Uno de ellos tiene que ver con la fobia.

La fobia es un miedo irracional que provoca una elevada ansiedad en quién la vive. Se manifiesta a través de un miedo intenso y desproporcionado ante situaciones y objetos concretos que habitualmente no inspiran angustia ni miedo a otras personas.

La claustrofobia es un miedo a permanecer en lugares cerrados o muy estrechos como ascensores, túneles, habitaciones pequeñas y oscuras. Se produce la sensación de pérdida de control (no poder salir) y la de ahogo (no poder respirar o miedo a que se termine el oxígeno).

Activa un conflicto de memoria de miedo por alguna situación conflictiva en el útero materno o en el parto: No poder salir, cesárea, parto peligroso, o asfixia por vuelta de cordón.

El sentido biológico de la claustrofobia es el de evitar volver a quedar encerrado como en el vientre materno.

También puede activar memorias de miedos en relación a la muerte por encierro, o sin posibilidad de escapar (campos de concentración o exterminio) o miedo a ser enterrado vivo. También miedo por no poder escapar de un lugar cerrado que está siendo atacado (mientras oigo como caen bombas, por ejemplo).

En las semanas de encierro aparecieron síntomas y rasgos de claustrofobia, ahora que nos anuncian el retorno a la actividad podemos encontrar lo opuesto claustrofobia: la claustrofilia y la claustromanía.

Salir es peligroso

La claustrofilia es el deseo de permanecer en lugares cerrados y la claustromanía hace referencia al encierro solo en el propio hogar.
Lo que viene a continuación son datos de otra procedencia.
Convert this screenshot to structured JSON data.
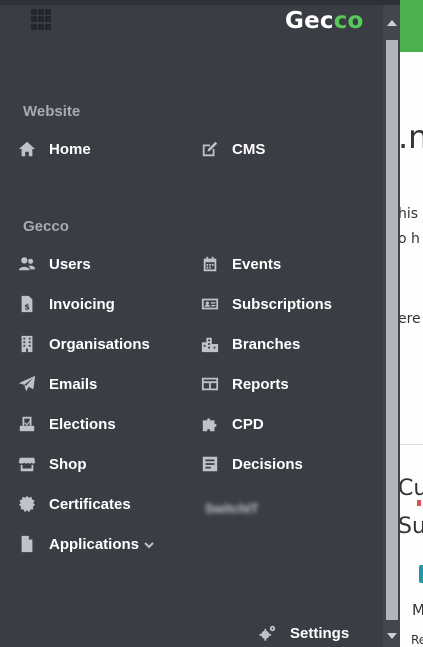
{
  "brand": {
    "logo_main": "Gec",
    "logo_accent": "co"
  },
  "sections": [
    {
      "title": "Website"
    },
    {
      "title": "Gecco"
    }
  ],
  "menu": {
    "home": "Home",
    "cms": "CMS",
    "users": "Users",
    "events": "Events",
    "invoicing": "Invoicing",
    "subscriptions": "Subscriptions",
    "organisations": "Organisations",
    "branches": "Branches",
    "emails": "Emails",
    "reports": "Reports",
    "elections": "Elections",
    "cpd": "CPD",
    "shop": "Shop",
    "decisions": "Decisions",
    "certificates": "Certificates",
    "blurred_item": "SwitchIT",
    "applications": "Applications",
    "settings": "Settings"
  },
  "background_page": {
    "heading_fragment": ".n",
    "line1": "his",
    "line2": "o h",
    "line3": "ere",
    "cur": "Cur",
    "sub": "Sub",
    "m": "M",
    "re": "Re"
  },
  "colors": {
    "drawer_bg": "#3a3d44",
    "accent_green": "#5ac85a",
    "header_green": "#4caf50"
  }
}
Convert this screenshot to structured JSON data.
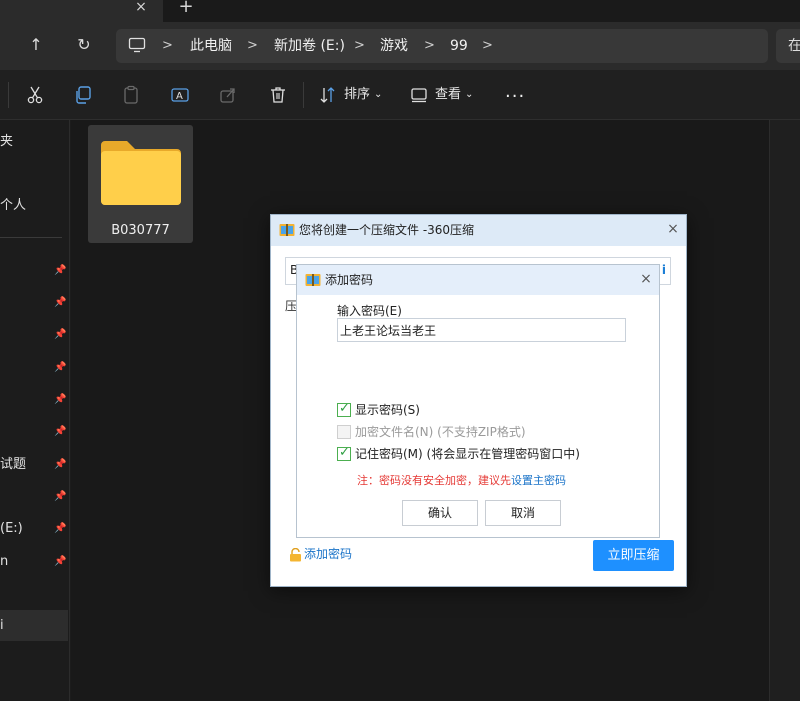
{
  "tabs": {
    "close": "×",
    "new": "+"
  },
  "nav": {
    "up": "↑",
    "refresh": "↻"
  },
  "breadcrumb": {
    "separator": ">",
    "items": [
      "此电脑",
      "新加卷 (E:)",
      "游戏",
      "99"
    ]
  },
  "search": {
    "text": "在"
  },
  "toolbar": {
    "sort_label": "排序",
    "view_label": "查看",
    "dropdown": "⌄",
    "more": "..."
  },
  "sidebar": {
    "items": [
      {
        "label": "夹",
        "pinned": false
      },
      {
        "label": "个人",
        "pinned": false
      },
      {
        "label": "",
        "pinned": true
      },
      {
        "label": "",
        "pinned": true
      },
      {
        "label": "",
        "pinned": true
      },
      {
        "label": "",
        "pinned": true
      },
      {
        "label": "",
        "pinned": true
      },
      {
        "label": "",
        "pinned": true
      },
      {
        "label": "试题",
        "pinned": true
      },
      {
        "label": "",
        "pinned": true
      },
      {
        "label": "(E:)",
        "pinned": true
      },
      {
        "label": "n",
        "pinned": true
      },
      {
        "label": "i",
        "pinned": false
      }
    ],
    "pin_glyph": "📌"
  },
  "content": {
    "folder": {
      "name": "B030777",
      "color": "#ffc83d"
    }
  },
  "compress_dialog": {
    "title": "您将创建一个压缩文件 -360压缩",
    "close": "×",
    "field_prefix": "B",
    "field_suffix": "i",
    "label_partial": "压",
    "add_password_link": "添加密码",
    "start_button": "立即压缩",
    "accent": "#1e90ff"
  },
  "password_dialog": {
    "title": "添加密码",
    "close": "×",
    "input_label": "输入密码(E)",
    "password_value": "上老王论坛当老王",
    "options": [
      {
        "label": "显示密码(S)",
        "checked": true,
        "disabled": false
      },
      {
        "label": "加密文件名(N) (不支持ZIP格式)",
        "checked": false,
        "disabled": true
      },
      {
        "label": "记住密码(M) (将会显示在管理密码窗口中)",
        "checked": true,
        "disabled": false
      }
    ],
    "note_prefix": "注：密码没有安全加密，建议先",
    "note_link": "设置主密码",
    "ok_button": "确认",
    "cancel_button": "取消",
    "note_color": "#e53935"
  }
}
En fin, el deseo de permanecer encerrados.

En estos casos se presenta un conflicto de miedo a salir a la luz que puede ser interpretado como miedo a nacer o a renacer.

Se activa un programa que intenta evitar que salgamos de nuestro “territorio vital” ya que eso sería peligroso. Esta memoria viene de cuando estábamos en el útero materno y había un peligro esperándonos fuera, al nacer.

En esta paleta quería agregar también a la agorafobia que es el temor a los espacios abiertos, a las aglomeraciones, a los contactos públicos. Básicamente existe un miedo a no tener el control de la situación, a no tener una vía de escape en caso de emergencia. Suele producir pánico y ansiedad.

El mensaje interno es: “salir es peligroso, debo quedarme en mi zona de seguridad”. Para sobrevivir “no puedo bajar la guardia”.

También existe un exceso de responsabilidad en los agorafóbicos. Es posible que durante la infancia tuvieran que responsabilizarse de algo o de alguien (madre, hermanos). Está presente el miedo a perder el control, la idea de que nadie podrá ayudarlos si no tienen todo controlado.

Algunos indicios que nos delatan que podemos estar atravesando un episodio de fobia son: molestia o dolor torácico, mareo, sensación de desmayo, miedo a perder el control, sensación de asfixia, náuseas, hormigueo en manos, pies o cara, palpitaciones, dificultad para respirar, sudoración, entre otros.

Recapitulando, las fobias son miedos cristalizados y automatizados. Son reacciones inconscientes a situaciones que provocan conflictos cercanos a la muerte para la persona que lo vive o sus ancestros, por eso el concepto de transgeneracional cobra importancia en las fobias ya que el estrés o el miedo mal gestionado por las generaciones anteriores se hereda. La fobia puede estar tocando una información que está en el inconsciente familiar, la información no se pierde, se transforma, se hereda.

La clave para resolver cualquier fobia es buscar la historia que se esconde detrás de la historia.

Las fobias como muchos otros síntomas pueden ser tratado desde el prisma de la Bioneuroemoción®.

Mónica Haefeli
Acompañante en Bioneuroemoción®

2 comentarios en “Claustrofobia y síntomas post aislamiento”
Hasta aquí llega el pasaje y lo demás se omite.